Integrative genomic analyses for newborn screening


Newborn screening identifies newborns with disorders that are rare but treatable if caught early. It is currently performed using tandem mass spectrometry (MS/MS) which flags elevated metabolites in the blood. For some disorders, however, MS/MS is insensitive and imprecise. Therefore, we are exploring if genome sequencing can augment or replace MS/MS for newborn screening. In a collaboration with the California Department of Public Health, we sequenced dried blood spots from all California newborns born between 2005 to 2013 and diagnosed with a rare newborn screening disorder. Our results were surprising - sequencing analysis missed several more disorder cases compared to MS/MS, but also provided confident clinical resolutions in some particular cases where MS/MS followup required complex differential diagnoses.

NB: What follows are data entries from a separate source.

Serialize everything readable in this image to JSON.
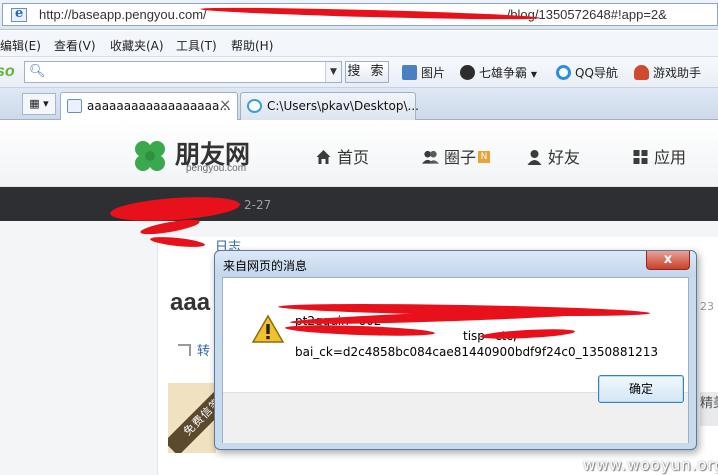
{
  "browser": {
    "url": "http://baseapp.pengyou.com/",
    "url_tail": "/blog/1350572648#!app=2&",
    "menu": [
      "编辑(E)",
      "查看(V)",
      "收藏夹(A)",
      "工具(T)",
      "帮助(H)"
    ],
    "search_button": "搜 索",
    "toolbar_items": [
      "图片",
      "七雄争霸",
      "QQ导航",
      "游戏助手"
    ],
    "tabs": [
      {
        "label": "aaaaaaaaaaaaaaaaaa...",
        "active": true
      },
      {
        "label": "C:\\Users\\pkav\\Desktop\\...",
        "active": false
      }
    ]
  },
  "site": {
    "brand": "朋友网",
    "domain": "pengyou.com",
    "nav": [
      {
        "label": "首页",
        "icon": "home-icon"
      },
      {
        "label": "圈子",
        "icon": "group-icon",
        "badge": "N"
      },
      {
        "label": "好友",
        "icon": "friend-icon"
      },
      {
        "label": "应用",
        "icon": "apps-icon"
      }
    ],
    "date": "2-27",
    "log_link": "日志",
    "post_title": "aaa",
    "forward_label": "转",
    "ribbon": "免费信笺",
    "right_time": "23",
    "right_snippet": "精美"
  },
  "dialog": {
    "title": "来自网页的消息",
    "line1": "pt2gguin=o02",
    "line2": "tisp=ctc;",
    "line3": "bai_ck=d2c4858bc084cae81440900bdf9f24c0_1350881213",
    "ok": "确定",
    "close": "x"
  },
  "watermark": "www.wooyun.org",
  "colors": {
    "redaction": "#e8101a",
    "clover": "#3aa84c",
    "dark_strip": "#2d2f33",
    "dialog_frame": "#c8dbee"
  }
}
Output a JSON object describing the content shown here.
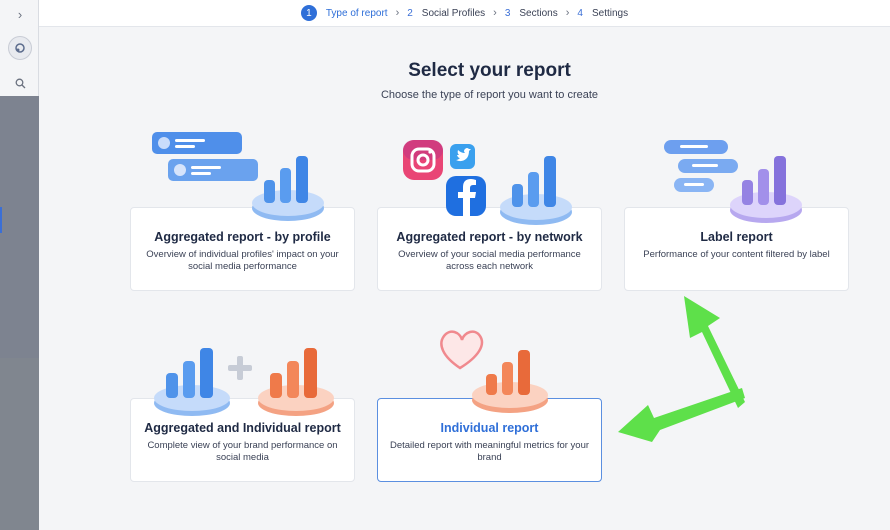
{
  "stepper": {
    "steps": [
      {
        "num": "1",
        "label": "Type of report"
      },
      {
        "num": "2",
        "label": "Social Profiles"
      },
      {
        "num": "3",
        "label": "Sections"
      },
      {
        "num": "4",
        "label": "Settings"
      }
    ],
    "active_index": 0
  },
  "header": {
    "title": "Select your report",
    "subtitle": "Choose the type of report you want to create"
  },
  "cards": [
    {
      "title": "Aggregated report - by profile",
      "desc": "Overview of individual profiles' impact on your social media performance",
      "selected": false
    },
    {
      "title": "Aggregated report - by network",
      "desc": "Overview of your social media performance across each network",
      "selected": false
    },
    {
      "title": "Label report",
      "desc": "Performance of your content filtered by label",
      "selected": false
    },
    {
      "title": "Aggregated and Individual report",
      "desc": "Complete view of your brand performance on social media",
      "selected": false
    },
    {
      "title": "Individual report",
      "desc": "Detailed report with meaningful metrics for your brand",
      "selected": true
    }
  ],
  "colors": {
    "accent": "#2f6fd8",
    "annotation_arrow": "#5ee04a",
    "blue_bars": "#4f93ea",
    "purple_bars": "#8f7ae0",
    "orange_bars": "#ef7a4a"
  },
  "icons": [
    "chevron-right-icon",
    "app-logo-icon",
    "search-icon",
    "instagram-icon",
    "twitter-icon",
    "facebook-icon",
    "heart-icon",
    "plus-icon"
  ]
}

The findings have been presented and featured in multiple venues ( ASHG 2016 plenary talk, Science , GenomeWeb). Currently, we are integrating the mutational data from the genomes with the biochemical data form MS/MS as well as the follow-up clinical data to enhance newborn screening.



Rare disease diagnosis


I analyze genomes of newborns with rare, undiagnosed disorders to resolve the genetic basis of their disorders. Many were identified from population based newborn screening for severe combined immundeficiencies (SCID), that revealed low or absent T cell receptor excision circles (TRECs), a biomarker for T-cell lymphocyte production. To interpret genomic variant data, we developed an analysis protocol whose distinctive features enabled solving numerous clinical cases. It integrates variant annotation, variant filtering, and gene prioritization to prioritize millions of called variants to a manageable shortlist of possible causative variants. We are able to make a definitive diagnosis of several rare immune related disorders with uncharacteristic symptoms with success rate of ~50% in cases with parent-child trios. Early detection provides information to offer prompt appropriate treatment and guidance, family genetic counseling, and avoidance of the diagnostic odyssey.

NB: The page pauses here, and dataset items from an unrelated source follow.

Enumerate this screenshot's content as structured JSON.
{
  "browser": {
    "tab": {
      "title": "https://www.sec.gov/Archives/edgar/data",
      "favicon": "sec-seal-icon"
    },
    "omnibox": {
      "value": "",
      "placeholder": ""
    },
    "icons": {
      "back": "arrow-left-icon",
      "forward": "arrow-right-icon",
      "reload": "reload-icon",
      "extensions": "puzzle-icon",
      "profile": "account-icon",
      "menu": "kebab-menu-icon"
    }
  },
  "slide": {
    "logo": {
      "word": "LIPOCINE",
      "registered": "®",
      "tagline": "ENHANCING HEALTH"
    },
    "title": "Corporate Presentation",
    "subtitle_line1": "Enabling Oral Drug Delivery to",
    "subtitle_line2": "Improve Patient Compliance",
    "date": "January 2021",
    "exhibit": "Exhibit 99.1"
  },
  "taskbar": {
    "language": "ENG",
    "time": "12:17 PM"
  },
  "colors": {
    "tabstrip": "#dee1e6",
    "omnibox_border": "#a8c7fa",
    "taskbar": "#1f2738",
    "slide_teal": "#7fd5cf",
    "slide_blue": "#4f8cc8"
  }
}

From mutations to mechanisms


We are not yet as good at interpreting the genomic data as we are at generating them. Still, identifying the disease-causing mutations in the genome is merely the first step in untangling the downstream effects that lead to disease. Biological systems are characterized by complex and dense network of interactions among the molecules in a cell. Even in the simplest monogenic genetic disorders, our understanding of disease etiologies is rudimentary. Using phenylketonuria as a model monogenic disorder, I am studying how interactions among different mutations in the PAH gene can modulate disease severity. Analysis of large global genomic datasets of PKU patients has revealed interesting mutational relationships which are often population-specific. I am also working on computational methods to integrate high throughput biophysics measurements of intermediate phenotypes like protein stability and enzyme activity to produce better genetype-phenotype relationships in monogenic disorders.

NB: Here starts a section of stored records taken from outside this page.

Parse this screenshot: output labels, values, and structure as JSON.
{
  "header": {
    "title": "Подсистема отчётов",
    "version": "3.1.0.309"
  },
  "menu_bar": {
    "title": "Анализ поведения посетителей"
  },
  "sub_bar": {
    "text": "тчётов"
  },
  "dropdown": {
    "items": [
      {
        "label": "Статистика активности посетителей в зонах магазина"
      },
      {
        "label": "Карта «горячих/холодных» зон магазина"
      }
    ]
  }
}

Protein physics fundamentals


I have a longstanding interest in understanding how the fundamental interactions in biomolecules give rise to their structure and dynamics. I have developed computational models for protein folding that unify the prediction of a protein's folding pathways as well as secondary/tertiary structure using only is primary amino acid sequence. The underlying algorithm uses a search strategy inspired by the observation that proteins in nature fold in a sequential fashion by incrementally stabilizing native-like sub-structures or "foldons". I have adapted similar ideas towards several protein engineering applications. I am currently exploring methods to understand the effect of mutations in protein conformational landscapes.